Le courrier des lecteurs du Monde, censuré !

Monsieur,
j'ai adressé dernièrement un courrier au Monde,dont vous trouverez copie dans le document joint.Le Monde m'a fait l'honneur (?) de publier mes réflexions dans le "Courrier des Lecteurs" de ce jour,7 octobre, mais en le tronquant de manière à en transformer l'esprit, en le dénaturant.Vous constaterez par vous même en comparant les textes.Cela fait partie aussi de la désinformation,même si ma contribution à la défense d'Israël ne représente pas grand'chose.Merci en tout cas de votre site,très intéressant.Amicalement
Jean-Louis BRANCHEREAU
Texte original envoyé à "Le Monde" (en rouge la censure)
Le titre est complétement détourné et récupéré
Texte pubilé par "Le Monde"
(édition Dimanche 7 - Lundi 8 octobre 2001)
D’ une pierre…deux coups, ou de l’anti-américanisme à l’anti-sionisme.

En publiant son supplément de 10 pages consacré spécialement aux réactions suscitées , chez ses lecteurs et chez des intellectuels renommés, par les attentats du 11 septembre à New York, "Le Monde "(27/09) manifeste incontestablement son esprit d’ouverture. Mais quand on lit attentivement tous ces textes, on se rend compte que la très grande majorité de ces articles ajoute à la condamnation du "terrorisme islamique fanatique impardonnable" un flot de critiques acerbes contre les Etats-Unis et le fleuron de civilisation occidentale qu’ils représentent. De telles critiques nuancent fortement cette condamnation du terrorisme affiché d'emblée, et peuvent apparaître comme autant de circonstances atténuantes, voire d’excuses, à ces actes terroristes "inqualifiables".

D’où l’impression d’ambiguïté troublante qui ressort de cette lecture.Certes chacun a exprimé librement son opinion, mais c’est quand même la Rédaction du Journal "Le Monde" qui a de la même façon, librement, sélectionné les articles qui lui paraissaient, sinon les plus intéressants, du moins les plus conformes à sa ligne rédactionnelle.
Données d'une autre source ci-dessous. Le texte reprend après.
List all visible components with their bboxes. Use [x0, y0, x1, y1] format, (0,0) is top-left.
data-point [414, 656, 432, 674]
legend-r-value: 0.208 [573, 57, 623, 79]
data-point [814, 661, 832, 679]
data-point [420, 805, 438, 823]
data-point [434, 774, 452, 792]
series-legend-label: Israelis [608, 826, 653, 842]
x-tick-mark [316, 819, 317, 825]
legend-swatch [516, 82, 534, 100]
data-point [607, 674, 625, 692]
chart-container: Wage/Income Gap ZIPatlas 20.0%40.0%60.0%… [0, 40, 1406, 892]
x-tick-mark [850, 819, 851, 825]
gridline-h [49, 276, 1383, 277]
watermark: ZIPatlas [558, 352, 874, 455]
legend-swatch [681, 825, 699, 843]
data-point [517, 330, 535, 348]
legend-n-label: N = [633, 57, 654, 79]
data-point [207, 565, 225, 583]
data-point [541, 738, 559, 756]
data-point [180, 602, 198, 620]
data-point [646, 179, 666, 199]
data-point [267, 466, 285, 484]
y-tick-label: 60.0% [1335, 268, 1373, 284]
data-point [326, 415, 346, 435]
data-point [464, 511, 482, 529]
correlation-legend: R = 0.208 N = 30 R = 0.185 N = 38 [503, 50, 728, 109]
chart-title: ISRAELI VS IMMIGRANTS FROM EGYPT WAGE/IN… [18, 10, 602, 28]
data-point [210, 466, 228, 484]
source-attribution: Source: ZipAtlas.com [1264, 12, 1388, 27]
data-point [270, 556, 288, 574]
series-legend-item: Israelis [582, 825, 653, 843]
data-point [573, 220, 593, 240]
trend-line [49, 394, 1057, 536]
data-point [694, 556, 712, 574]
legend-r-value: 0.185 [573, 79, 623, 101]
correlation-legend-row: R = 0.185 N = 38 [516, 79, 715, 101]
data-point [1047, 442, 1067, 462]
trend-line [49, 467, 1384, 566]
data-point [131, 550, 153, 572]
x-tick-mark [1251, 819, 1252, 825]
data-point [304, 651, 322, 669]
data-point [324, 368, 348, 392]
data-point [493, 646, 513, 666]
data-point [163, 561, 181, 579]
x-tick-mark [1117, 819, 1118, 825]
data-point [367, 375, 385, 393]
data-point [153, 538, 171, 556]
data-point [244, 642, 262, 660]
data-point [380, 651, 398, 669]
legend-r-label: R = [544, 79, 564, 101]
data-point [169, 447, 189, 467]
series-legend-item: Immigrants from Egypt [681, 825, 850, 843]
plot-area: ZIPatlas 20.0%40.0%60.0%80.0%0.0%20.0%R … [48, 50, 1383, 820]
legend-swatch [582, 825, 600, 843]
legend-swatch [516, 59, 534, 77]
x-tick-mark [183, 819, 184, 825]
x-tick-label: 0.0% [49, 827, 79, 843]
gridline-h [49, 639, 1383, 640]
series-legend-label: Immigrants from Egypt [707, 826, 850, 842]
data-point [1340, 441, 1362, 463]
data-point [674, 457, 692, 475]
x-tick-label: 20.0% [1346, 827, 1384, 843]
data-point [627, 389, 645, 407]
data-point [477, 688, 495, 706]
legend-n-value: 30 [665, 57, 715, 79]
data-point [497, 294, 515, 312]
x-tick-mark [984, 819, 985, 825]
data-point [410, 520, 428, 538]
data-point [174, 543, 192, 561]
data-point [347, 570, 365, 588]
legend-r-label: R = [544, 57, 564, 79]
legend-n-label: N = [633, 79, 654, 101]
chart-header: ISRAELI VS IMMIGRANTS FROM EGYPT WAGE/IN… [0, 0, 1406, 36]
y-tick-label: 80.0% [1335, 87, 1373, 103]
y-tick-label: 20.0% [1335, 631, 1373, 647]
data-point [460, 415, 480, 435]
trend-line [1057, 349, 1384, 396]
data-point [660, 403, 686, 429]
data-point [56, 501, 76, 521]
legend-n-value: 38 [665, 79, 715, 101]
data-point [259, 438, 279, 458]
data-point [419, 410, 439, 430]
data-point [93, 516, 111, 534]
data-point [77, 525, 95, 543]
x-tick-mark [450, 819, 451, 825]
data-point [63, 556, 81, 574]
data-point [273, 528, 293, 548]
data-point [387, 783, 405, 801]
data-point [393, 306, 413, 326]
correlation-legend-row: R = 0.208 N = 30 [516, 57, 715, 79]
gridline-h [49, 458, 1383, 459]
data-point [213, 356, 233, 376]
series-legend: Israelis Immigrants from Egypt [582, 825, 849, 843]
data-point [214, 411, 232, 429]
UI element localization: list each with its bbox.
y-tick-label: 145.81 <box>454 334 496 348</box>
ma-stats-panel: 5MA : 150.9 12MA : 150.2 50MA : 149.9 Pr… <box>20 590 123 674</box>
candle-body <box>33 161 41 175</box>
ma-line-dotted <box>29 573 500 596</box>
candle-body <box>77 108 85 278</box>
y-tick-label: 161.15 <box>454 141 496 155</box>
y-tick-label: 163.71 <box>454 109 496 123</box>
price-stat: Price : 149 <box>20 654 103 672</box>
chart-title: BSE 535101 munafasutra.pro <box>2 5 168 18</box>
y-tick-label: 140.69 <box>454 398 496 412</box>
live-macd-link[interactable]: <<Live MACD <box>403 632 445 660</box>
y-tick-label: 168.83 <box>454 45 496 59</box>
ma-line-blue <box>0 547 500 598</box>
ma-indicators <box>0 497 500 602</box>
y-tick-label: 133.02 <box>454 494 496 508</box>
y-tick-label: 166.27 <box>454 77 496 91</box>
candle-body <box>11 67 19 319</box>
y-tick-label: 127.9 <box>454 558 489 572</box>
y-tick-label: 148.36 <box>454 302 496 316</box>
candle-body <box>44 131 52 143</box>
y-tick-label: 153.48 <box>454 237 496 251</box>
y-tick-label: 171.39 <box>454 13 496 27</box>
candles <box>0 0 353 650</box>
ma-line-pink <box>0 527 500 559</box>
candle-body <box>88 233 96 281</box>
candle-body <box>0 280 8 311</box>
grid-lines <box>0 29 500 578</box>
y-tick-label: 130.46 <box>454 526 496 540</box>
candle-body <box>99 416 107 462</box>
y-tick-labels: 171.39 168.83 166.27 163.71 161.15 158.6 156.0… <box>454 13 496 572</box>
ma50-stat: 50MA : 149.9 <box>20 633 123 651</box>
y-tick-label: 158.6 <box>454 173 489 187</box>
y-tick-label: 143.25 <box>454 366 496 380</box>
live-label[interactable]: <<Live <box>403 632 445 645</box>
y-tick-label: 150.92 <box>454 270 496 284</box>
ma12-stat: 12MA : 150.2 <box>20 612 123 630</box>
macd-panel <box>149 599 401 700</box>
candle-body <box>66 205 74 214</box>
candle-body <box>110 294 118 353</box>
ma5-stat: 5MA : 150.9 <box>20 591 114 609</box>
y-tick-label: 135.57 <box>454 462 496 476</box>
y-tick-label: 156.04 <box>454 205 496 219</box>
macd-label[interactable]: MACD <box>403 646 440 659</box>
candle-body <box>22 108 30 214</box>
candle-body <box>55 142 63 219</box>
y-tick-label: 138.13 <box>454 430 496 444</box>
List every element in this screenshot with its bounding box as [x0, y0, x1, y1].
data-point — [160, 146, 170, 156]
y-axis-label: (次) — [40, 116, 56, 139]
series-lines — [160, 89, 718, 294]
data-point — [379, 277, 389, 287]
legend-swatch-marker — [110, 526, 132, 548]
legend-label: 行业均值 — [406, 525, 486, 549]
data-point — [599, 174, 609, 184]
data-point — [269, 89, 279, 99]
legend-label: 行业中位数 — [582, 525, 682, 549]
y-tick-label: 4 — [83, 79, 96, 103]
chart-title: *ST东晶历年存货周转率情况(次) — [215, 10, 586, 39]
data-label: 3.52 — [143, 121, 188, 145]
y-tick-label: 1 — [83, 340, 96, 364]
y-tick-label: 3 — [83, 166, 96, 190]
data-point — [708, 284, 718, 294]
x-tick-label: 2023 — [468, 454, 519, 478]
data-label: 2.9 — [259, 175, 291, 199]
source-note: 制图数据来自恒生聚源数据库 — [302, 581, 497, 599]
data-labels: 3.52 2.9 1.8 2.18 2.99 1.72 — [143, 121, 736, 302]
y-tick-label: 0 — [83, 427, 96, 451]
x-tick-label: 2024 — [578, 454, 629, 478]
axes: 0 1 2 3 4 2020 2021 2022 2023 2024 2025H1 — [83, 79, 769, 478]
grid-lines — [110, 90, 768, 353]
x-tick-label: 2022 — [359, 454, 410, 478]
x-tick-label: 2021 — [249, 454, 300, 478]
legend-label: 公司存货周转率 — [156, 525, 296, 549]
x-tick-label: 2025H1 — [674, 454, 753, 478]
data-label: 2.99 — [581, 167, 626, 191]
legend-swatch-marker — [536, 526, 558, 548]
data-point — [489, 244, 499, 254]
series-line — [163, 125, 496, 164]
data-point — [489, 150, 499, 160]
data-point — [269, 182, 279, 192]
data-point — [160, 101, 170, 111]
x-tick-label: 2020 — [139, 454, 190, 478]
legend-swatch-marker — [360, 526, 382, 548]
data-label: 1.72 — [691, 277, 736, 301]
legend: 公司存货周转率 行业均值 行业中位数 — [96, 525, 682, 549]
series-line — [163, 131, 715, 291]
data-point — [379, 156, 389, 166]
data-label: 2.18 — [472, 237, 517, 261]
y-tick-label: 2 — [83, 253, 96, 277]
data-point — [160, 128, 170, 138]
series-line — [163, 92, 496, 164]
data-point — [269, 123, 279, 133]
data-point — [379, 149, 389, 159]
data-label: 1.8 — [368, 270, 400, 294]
D’où le malaise que je ressens en tant que fidèle lecteur, depuis tant d’années, de ce "Quotidien français de référence".

Sous la plume de vos chroniqueurs d’un jour, reviennent constamment les termes "d’arrogance", "d’insolence",  "d’impérialisme" pour qualifier et stigmatiser la politique américaine, de "misère", "d‘humiliation", "d’injustice" pour évoquer certains pays musulmans "tenus sous le joug" et par conséquent voués à "la haine des oppresseurs".Parce que le "melting pot" américain permet l’épanouissement de l’individu et l’enrichissement matériel, voilà l’Amérique coupable, aux yeux de ses détracteurs, de tous les crimes et de tous les vices qui offensent l’humanité aujourd’hui.

Mais à ces critiques ouvertes à l’Oncle Sam devenu " Le Grand Satan " se superpose sournoisement, presque symétriquement, la condamnation sans appel d’Israël :les attentats du 11 septembre trouvent de toute évidence, chez ces détracteurs des Etats-Unis, leur source et leur explication dans le conflit au Proche-Orient: les Palestiniens opprimés ,chassés de leur terre par les Israéliens en 1948,et plus récemment par les "colons",sont victimes des Juifs devenus "bourreaux" qui les tiennent sous leur joug.

Israël est un état terroriste qui élimine des innocents. Les Israéliens se comportent avec arrogance, insolence, mépris. Autant de termes qui rappellent le jugement lapidaire exprimé par le Général De Gaulle en son temps: "Peuple fier, sûr de lui, et dominateur".

En d’autres termes, et en résumé, les Américains ont été la cible des terroristes islamistes car ils se comportent envers les pays du monde comme les Israéliens envers les Palestiniens. Ils ont donc droit à la même réprobation, à la même vindicte. antiaméricanisme, antisionisme, même combat. Les Américains sont les Juifs de l’Occident, ils ne valent guère mieux.

"Le Monde" semble se faire complice de cette double ignominie. Et c’est inadmissible.